In a recent case, Fernandez v. Manning Building Supplies, Inc., 2019 WL 4655988 (Fla. 1st DCA 2019), a residential owner hired a contractor for a renovation job. The contractor entered into a contract with a material supplier. The terms of the supplier’s contract with the contractor provided that there would be a 1.5% delinquency charge for late payments and it seemed apparent that the delinquency charge was separate from finance charges.
Florida Statute s. 713.06(1) provides in relevant portion:
A materialman or laborer, either of whom is not in privity with the owner, or a subcontractor or sub-subcontractor who complies with the provisions of this part and is subject to the limitations thereof, has a lien on the real property improved for any money that is owed to him or her for labor, services, or materials furnished in accordance with his or her contract and with the direct contract and for any unpaid finance charges due under the lienor’s contract.
The supplier in this case recorded a construction lien and filed a lien foreclosure lawsuit.
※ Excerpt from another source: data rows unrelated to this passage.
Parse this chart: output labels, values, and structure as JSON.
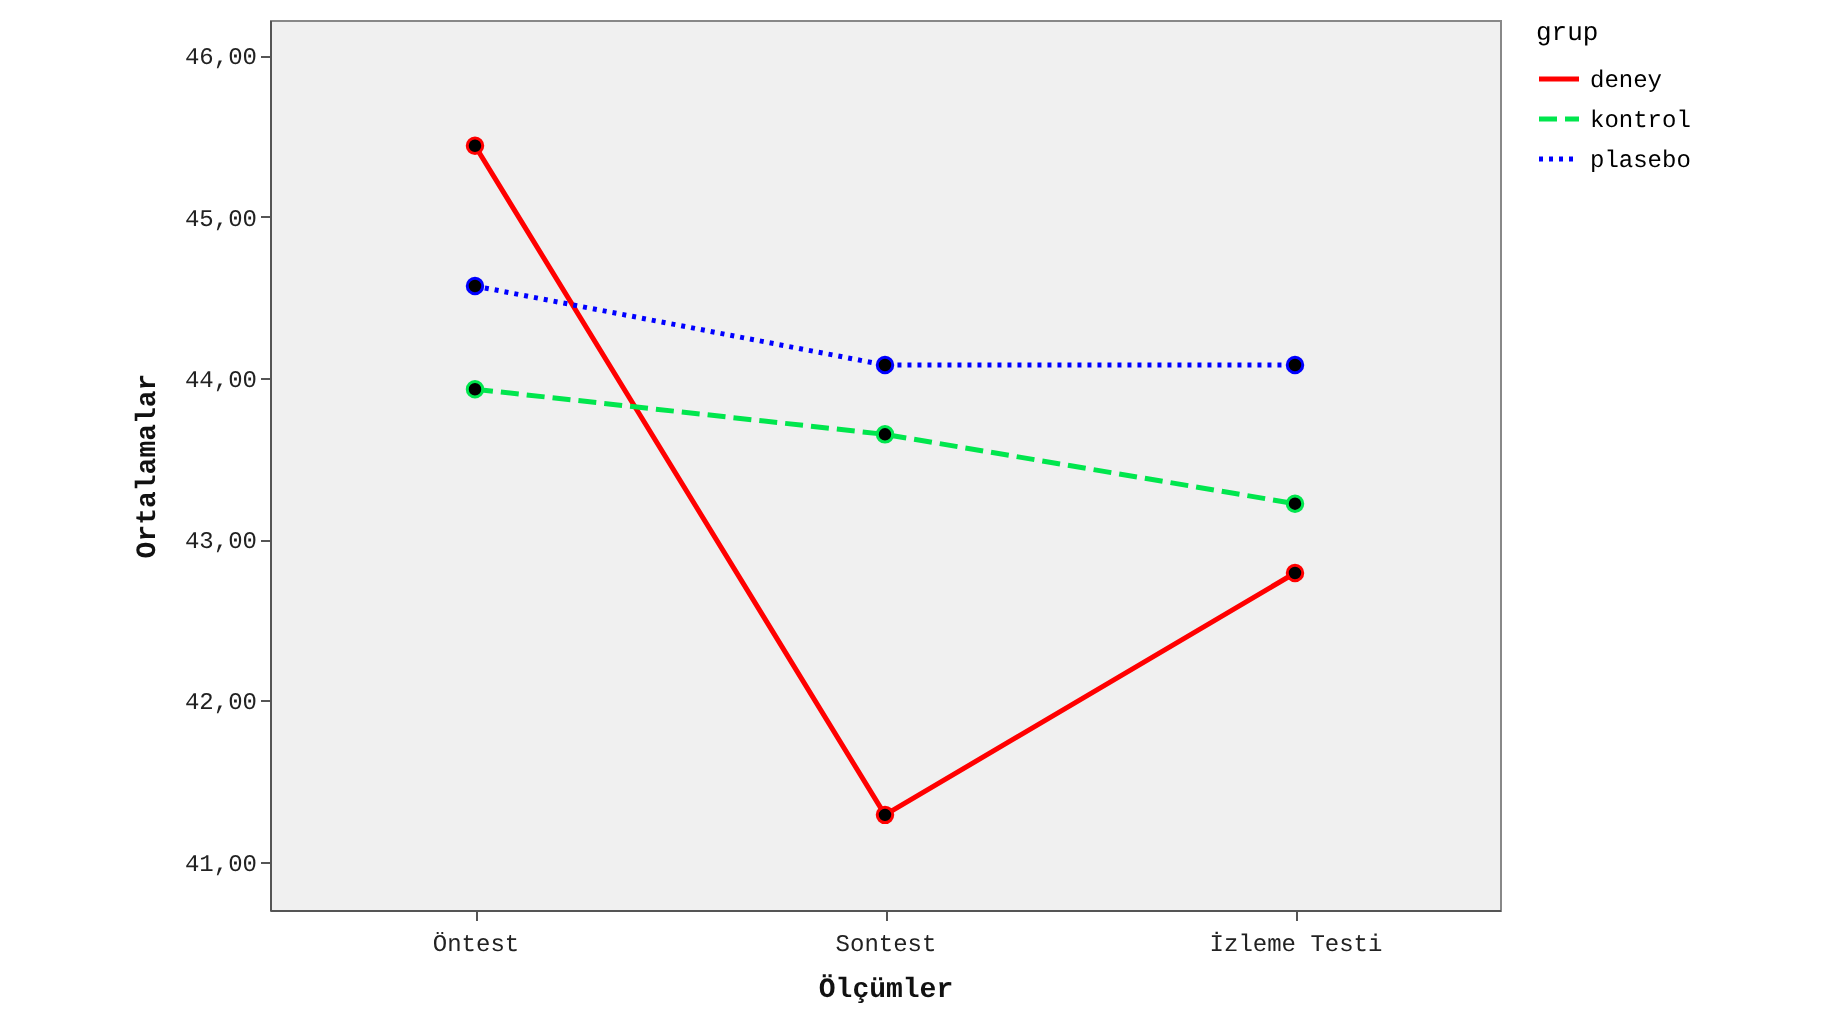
{
  "chart_data": {
    "type": "line",
    "xlabel": "Ölçümler",
    "ylabel": "Ortalamalar",
    "legend_title": "grup",
    "categories": [
      "Öntest",
      "Sontest",
      "İzleme Testi"
    ],
    "series": [
      {
        "name": "deney",
        "color": "#ff0000",
        "line_style": "solid",
        "values": [
          45.44,
          41.29,
          42.79
        ]
      },
      {
        "name": "kontrol",
        "color": "#00e64d",
        "line_style": "dashed",
        "values": [
          43.93,
          43.65,
          43.22
        ]
      },
      {
        "name": "plasebo",
        "color": "#0000ff",
        "line_style": "dotted",
        "values": [
          44.57,
          44.08,
          44.08
        ]
      }
    ],
    "ylim": [
      40.7,
      46.22
    ],
    "yticks": [
      {
        "value": 41,
        "label": "41,00"
      },
      {
        "value": 42,
        "label": "42,00"
      },
      {
        "value": 43,
        "label": "43,00"
      },
      {
        "value": 44,
        "label": "44,00"
      },
      {
        "value": 45,
        "label": "45,00"
      },
      {
        "value": 46,
        "label": "46,00"
      }
    ],
    "marker": "circle",
    "legend": "top right",
    "grid": false
  }
}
The issue was whether a 1.5% per month “delinquency charge” or late fee, as set forth in the contract, should be factored into the lien amount. The First District Court of Appeal held no:
[A] ate payment fee is not a “finance charge” as that term is generally understood…[T]he difference between a finance charge and delinquency fee is recognized by Black’s Law Dictionary (10th ed. 2014) which defines a “finance charge” as “[a]n additional payment, usu. in the form of interest, paid by a retail buyer for the privilege of purchasing goods or services in installments.” As such, a finance charge is the cost of credit — not the cost of paying late. The 1.5% fee required by the [the supplier’s] contract is to be paid only upon default; it is not a cost of credit per se.